La comédie et le roman contemporains, en s’appliquant à peindre ce qui se passe autour d’eux, pourraient sembler, aujourd’hui même, avoir voulu s’inspirer des descriptions des écrivains latins, comme on le faisait souvent autrefois, notamment au grand siècle. Il n’en est rien, sans doute, mais on voit bien que l’image à reproduire est restée la même pour tous.

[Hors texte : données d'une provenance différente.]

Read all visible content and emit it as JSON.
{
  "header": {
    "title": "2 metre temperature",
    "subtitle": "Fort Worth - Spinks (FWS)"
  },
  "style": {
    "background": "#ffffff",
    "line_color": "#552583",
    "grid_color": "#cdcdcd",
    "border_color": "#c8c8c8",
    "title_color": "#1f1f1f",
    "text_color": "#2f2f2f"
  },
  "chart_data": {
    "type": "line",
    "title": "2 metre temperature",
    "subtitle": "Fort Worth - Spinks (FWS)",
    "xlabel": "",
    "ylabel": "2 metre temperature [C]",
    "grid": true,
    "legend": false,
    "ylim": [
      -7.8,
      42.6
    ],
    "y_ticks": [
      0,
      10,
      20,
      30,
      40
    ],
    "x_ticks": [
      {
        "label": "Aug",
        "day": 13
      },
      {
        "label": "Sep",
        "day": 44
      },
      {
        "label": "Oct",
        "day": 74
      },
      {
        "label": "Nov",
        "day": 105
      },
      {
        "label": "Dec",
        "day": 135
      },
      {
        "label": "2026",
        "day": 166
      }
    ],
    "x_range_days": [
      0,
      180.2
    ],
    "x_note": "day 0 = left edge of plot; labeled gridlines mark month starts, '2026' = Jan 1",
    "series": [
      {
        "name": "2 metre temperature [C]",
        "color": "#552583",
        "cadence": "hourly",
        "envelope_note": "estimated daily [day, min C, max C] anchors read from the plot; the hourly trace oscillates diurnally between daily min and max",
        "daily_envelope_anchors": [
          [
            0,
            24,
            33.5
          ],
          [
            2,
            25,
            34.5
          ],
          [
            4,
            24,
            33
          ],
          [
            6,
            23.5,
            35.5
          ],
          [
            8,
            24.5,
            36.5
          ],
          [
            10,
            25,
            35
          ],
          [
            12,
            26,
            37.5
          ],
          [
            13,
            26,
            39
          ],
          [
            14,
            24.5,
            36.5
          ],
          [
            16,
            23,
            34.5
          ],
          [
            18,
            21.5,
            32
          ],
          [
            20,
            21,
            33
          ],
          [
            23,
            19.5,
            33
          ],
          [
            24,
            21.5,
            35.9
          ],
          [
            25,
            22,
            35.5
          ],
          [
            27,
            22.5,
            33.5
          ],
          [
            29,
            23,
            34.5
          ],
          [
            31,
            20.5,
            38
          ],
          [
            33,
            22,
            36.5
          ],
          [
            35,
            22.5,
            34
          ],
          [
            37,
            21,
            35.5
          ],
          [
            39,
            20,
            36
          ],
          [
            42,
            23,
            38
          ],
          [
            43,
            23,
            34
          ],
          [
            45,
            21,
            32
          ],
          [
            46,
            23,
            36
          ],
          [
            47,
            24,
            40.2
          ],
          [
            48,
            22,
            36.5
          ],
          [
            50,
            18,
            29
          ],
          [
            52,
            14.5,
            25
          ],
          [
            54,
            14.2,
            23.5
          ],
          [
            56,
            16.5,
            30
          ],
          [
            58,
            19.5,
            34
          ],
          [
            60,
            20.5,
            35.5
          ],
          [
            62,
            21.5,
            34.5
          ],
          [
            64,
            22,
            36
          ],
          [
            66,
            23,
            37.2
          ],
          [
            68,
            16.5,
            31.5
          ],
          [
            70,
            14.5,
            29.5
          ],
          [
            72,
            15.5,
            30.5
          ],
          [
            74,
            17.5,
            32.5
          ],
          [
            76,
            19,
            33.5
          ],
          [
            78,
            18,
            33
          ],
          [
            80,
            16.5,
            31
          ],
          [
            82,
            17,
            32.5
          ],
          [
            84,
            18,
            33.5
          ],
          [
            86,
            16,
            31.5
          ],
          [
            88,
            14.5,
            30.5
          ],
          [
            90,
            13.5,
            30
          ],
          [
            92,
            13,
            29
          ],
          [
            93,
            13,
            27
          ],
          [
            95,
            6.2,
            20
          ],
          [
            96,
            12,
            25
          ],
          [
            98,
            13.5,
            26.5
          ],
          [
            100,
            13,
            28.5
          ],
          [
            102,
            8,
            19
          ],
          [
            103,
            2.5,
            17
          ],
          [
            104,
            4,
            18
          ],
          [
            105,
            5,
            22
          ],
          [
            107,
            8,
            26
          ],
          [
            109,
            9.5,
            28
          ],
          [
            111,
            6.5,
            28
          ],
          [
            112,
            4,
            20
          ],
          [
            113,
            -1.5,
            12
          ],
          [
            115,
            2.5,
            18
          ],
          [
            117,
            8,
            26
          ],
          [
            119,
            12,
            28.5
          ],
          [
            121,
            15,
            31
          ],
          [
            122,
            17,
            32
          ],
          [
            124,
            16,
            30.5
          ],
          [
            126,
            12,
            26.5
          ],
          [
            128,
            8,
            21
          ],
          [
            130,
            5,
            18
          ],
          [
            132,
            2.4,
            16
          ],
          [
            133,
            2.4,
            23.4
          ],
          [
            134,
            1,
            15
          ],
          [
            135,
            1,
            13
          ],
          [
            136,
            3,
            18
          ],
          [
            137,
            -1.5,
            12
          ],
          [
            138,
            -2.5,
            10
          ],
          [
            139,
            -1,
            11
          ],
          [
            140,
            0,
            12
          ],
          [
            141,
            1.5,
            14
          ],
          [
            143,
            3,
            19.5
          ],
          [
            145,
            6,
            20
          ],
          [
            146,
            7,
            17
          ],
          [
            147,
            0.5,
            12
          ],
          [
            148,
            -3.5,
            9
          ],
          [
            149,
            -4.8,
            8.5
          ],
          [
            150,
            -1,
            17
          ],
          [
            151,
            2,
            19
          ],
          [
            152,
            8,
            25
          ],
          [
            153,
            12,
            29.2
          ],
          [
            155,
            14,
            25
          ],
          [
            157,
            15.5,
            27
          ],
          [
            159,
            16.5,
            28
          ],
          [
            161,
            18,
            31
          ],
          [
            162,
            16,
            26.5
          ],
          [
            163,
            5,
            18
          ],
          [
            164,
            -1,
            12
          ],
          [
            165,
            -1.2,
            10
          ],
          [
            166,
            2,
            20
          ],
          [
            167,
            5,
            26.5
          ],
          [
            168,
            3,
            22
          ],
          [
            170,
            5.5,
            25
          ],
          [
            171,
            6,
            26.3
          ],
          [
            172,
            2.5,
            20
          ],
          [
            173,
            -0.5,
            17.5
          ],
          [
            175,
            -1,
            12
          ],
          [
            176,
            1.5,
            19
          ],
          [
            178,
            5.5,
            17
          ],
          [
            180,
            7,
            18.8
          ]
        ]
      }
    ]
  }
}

Plaute et Horace, Ponsard et Zola, en décrivant le monde de la Bourse, ont eu, à travers les années, les mêmes passions et les mêmes personnages à traduire ; et c’est pour cela que leurs œuvres devaient se ressembler, même en se bornant à être exactes, chacune en ce qui les concernait, dans le monde de leur temps.

Mais ceux qui nous intéressent spécialement dans ces groupes, nous l’avons dit, ce sont ces boni homines et les hommes riches que nous avons classés les premiers, et auxquels il nous faut revenir.

Du temps de Plaute, les représentants des compagnies de publicains ne se faisaient pas remarquer, sans doute, beaucoup au Forum ; leur puissance commençait à peine à se manifester, 574-180. Du temps de Cicéron, au contraire, les magistri et les publicains de toutes les grandes compagnies y abondaient, et ce fut, sans doute, à ce groupe des hommes riches, des boni homines, et de leurs conseillers ou agents, qu’ils durent se joindre, car ils devinrent les grands seigneurs de la finance.

Nous avons vu à quels frais et avec quels soins, les publicains des provinces les plus éloignées avaient organisé un service de dépêches portées par ces tabellarii qui s’échelonnaient jusqu’à Rome[338]. On y était presque aussi bien renseigné sur les entreprises des publicains que dans la province elle-même, et Cicéron, qui devait utiliser, un jour, ce service pour sa correspondance de Cilicie, donnait, de sa maison de Rome, des indications à son frère Quintus, sur ce qui se passait dans la province d’Asie, dont ce dernier était le gouverneur et où il résidait.